Phase II Trial Targeting Genetic Anomaly in Castration-resistant Metastatic Prostate Cancer Underway


Key Points

  • A randomized phase II trial is testing the effects of abiraterone with or without the PARP inhibitor ABT-888 on gene fusion in patients with metastatic castration-resistant prostate cancer.
  • The fusion of the genes TMPRSS2 and ERG is thought to be the triggering event of prostate cancer.
  • Lab studies have found that PARP inhibitors, when added to hormone therapy, helped shrink tumors in general and especially those expressing the TMPRSS2:ERG gene fusion.

A new clinical trial is testing whether targeting treatments to a genetic anomaly can lead to better treatments for castration-resistant metastatic prostate cancer. The trial, led by investigators at the University of Michigan Comprehensive Cancer Center, is being conducted at 11 sites throughout the country.

The target of this phase II trial of patients with castration-resistant metastatic prostate cancer is a genomic rearrangement that causes the genes TMPRSS2 and ERG to fuse together. This gene fusion, believed to be the triggering event of prostate cancer, was initially discovered in 2005 by U-M researchers led by Arul Chinnaiyan, MD, PhD.

"We hope this study will help us understand why certain patients respond to therapy and certain patients do not. By better understanding the evolving biology of prostate cancer, we will have the ability to better treat the disease," said the clinical trial's principal investigator, Maha Hussain, MD, FACP, Professor of Internal Medicine and Urology, and Associate Director of Clinical Research at the U-M Comprehensive Cancer Center.

Study Details

Study participants will undergo a biopsy to determine whether their tumor expresses the gene fusion, which occurs in about half of all prostate cancers. All participants will receive the standard hormone-based therapy abiraterone (Zytiga). Each group (gene fusion–positive and gene fusion–negative) will then be randomly assigned so that half the participants will also take the experimental drug ABT-888 in addition to abiraterone.

The trial's design is based on scientific data indicating the potential for improving abiraterone's effect on the tumor and that this improvement may be more evident in patients whose tumors have the gene fusion.

"Can we better select treatments for prostate cancer based on the genes in the patient's cancer? We hope that what we learn from this study will help us to better control and better treat the deadly stage of prostate cancer," Dr. Hussain said.

PARP Inhibitor May Play Crucial Role

ABT-888 is a PARP inhibitor that is known to directly interact with the TMPRSS2:ERG gene fusion, leading to cancer growth and progression. Lab studies have found that a PARP inhibitor, when added to hormone therapy, helped shrink tumors in general and especially those expressing the TMPRSS2:ERG gene fusion. This new clinical trial will test that finding in patients.

"In order to beat your enemy, you've got to understand it.
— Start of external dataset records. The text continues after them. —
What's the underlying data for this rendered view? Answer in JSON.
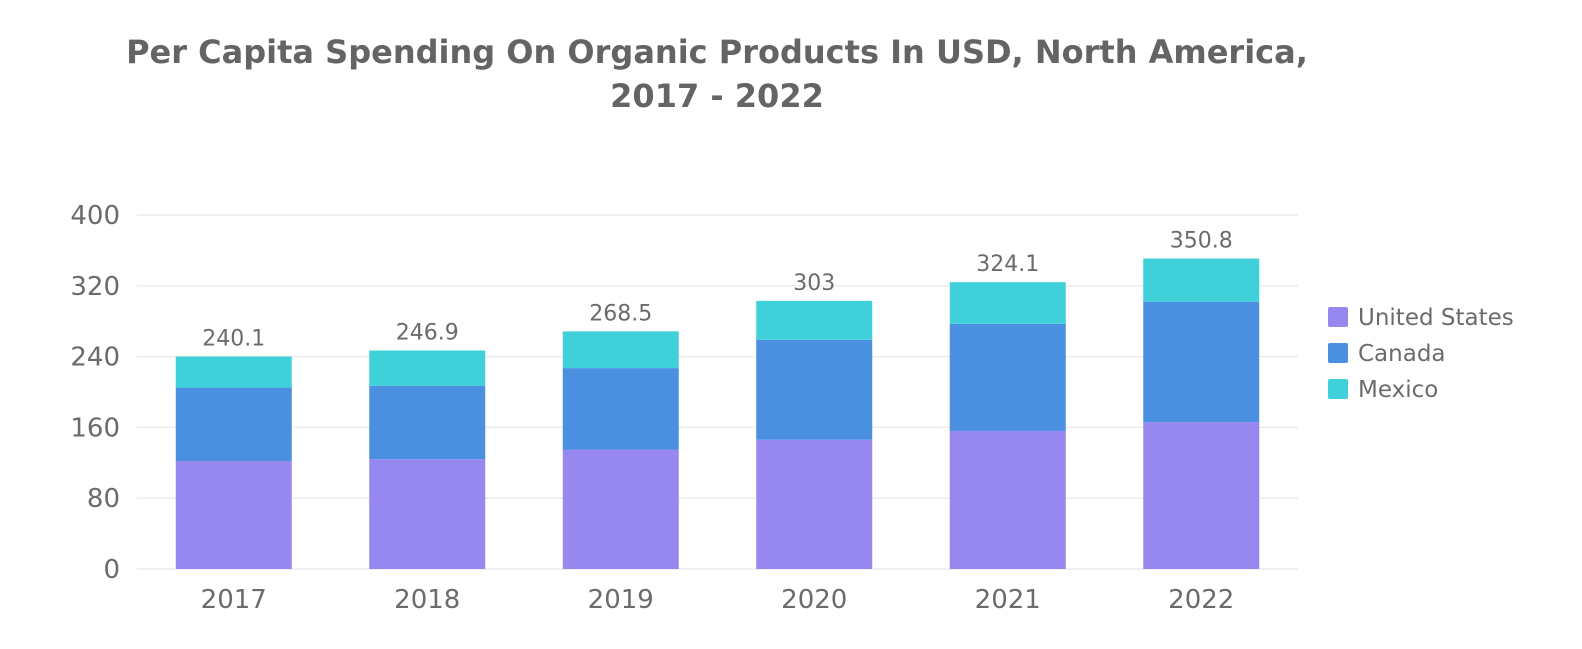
{
  "chart_data": {
    "type": "bar",
    "stacked": true,
    "title_lines": [
      "Per Capita Spending On Organic Products In USD, North America,",
      "2017 - 2022"
    ],
    "categories": [
      "2017",
      "2018",
      "2019",
      "2020",
      "2021",
      "2022"
    ],
    "series": [
      {
        "name": "United States",
        "color": "#9788f0",
        "values": [
          122,
          124,
          135,
          146,
          156,
          166
        ]
      },
      {
        "name": "Canada",
        "color": "#4a8fe0",
        "values": [
          83,
          83,
          92,
          113,
          121,
          136
        ]
      },
      {
        "name": "Mexico",
        "color": "#40d0da",
        "values": [
          35.1,
          39.9,
          41.5,
          44,
          47.1,
          48.8
        ]
      }
    ],
    "totals": [
      "240.1",
      "246.9",
      "268.5",
      "303",
      "324.1",
      "350.8"
    ],
    "ylim": [
      0,
      400
    ],
    "yticks": [
      "0",
      "80",
      "160",
      "240",
      "320",
      "400"
    ],
    "grid": true,
    "legend_position": "right"
  }
}
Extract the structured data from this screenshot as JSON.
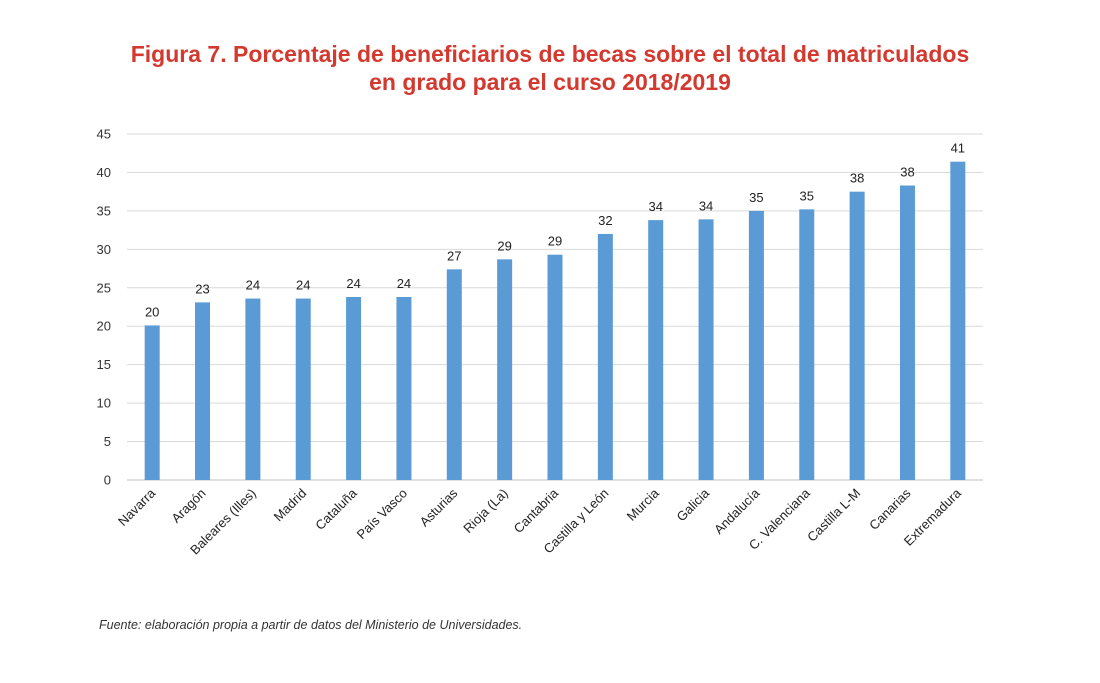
{
  "title": {
    "line1": "Figura 7. Porcentaje de beneficiarios de becas sobre el total de matriculados",
    "line2": "en grado para el curso 2018/2019"
  },
  "source": "Fuente: elaboración propia a partir de datos del Ministerio de Universidades.",
  "colors": {
    "bar": "#5b9bd5",
    "title": "#d3392f",
    "grid": "#d9d9d9"
  },
  "chart_data": {
    "type": "bar",
    "title": "Figura 7. Porcentaje de beneficiarios de becas sobre el total de matriculados en grado para el curso 2018/2019",
    "xlabel": "",
    "ylabel": "",
    "ylim": [
      0,
      45
    ],
    "yticks": [
      0,
      5,
      10,
      15,
      20,
      25,
      30,
      35,
      40,
      45
    ],
    "grid": true,
    "legend": "none",
    "categories": [
      "Navarra",
      "Aragón",
      "Baleares (Illes)",
      "Madrid",
      "Cataluña",
      "País Vasco",
      "Asturias",
      "Rioja (La)",
      "Cantabria",
      "Castilla y León",
      "Murcia",
      "Galicia",
      "Andalucía",
      "C. Valenciana",
      "Castilla L-M",
      "Canarias",
      "Extremadura"
    ],
    "values": [
      20.1,
      23.1,
      23.6,
      23.6,
      23.8,
      23.8,
      27.4,
      28.7,
      29.3,
      32.0,
      33.8,
      33.9,
      35.0,
      35.2,
      37.5,
      38.3,
      41.4
    ],
    "data_labels": [
      "20",
      "23",
      "24",
      "24",
      "24",
      "24",
      "27",
      "29",
      "29",
      "32",
      "34",
      "34",
      "35",
      "35",
      "38",
      "38",
      "41"
    ]
  }
}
We are getting closer and closer to understanding the enemy that is cancer," Dr. Hussain added.

For information about this trial, "A Randomized Gene Fusion-Stratified Phase II Trial of Abiraterone with or without ABT-888 for Patients with Metastatic Castration-resistant Prostate Cancer," call the U-M Cancer Answerline at 800-865-1125.

The study is funded by National Cancer Institute grant N01-CM-2011-00071C, U.S. Department of Defense grant PC080189, and the Prostate Cancer Foundation

Disclosure: The University of Michigan has received a patent on the detection of gene fusions in prostate cancer (US 7,718,369), on which faculty members Scott Tomlins, MD, PhD, and Arul Chinnaiyan, MD, PhD, are co-inventors. The diagnostic field of use has been licensed to Gen-Probe Inc. Dr. Chinnaiyan also has a sponsored research agreement with Gen-Probe. Gen-Probe has no role in the design or experimentation of this study.

The content in this post has not been reviewed by the American Society of Clinical Oncology, Inc. (ASCO®) and does not necessarily reflect the ideas and opinions of ASCO®.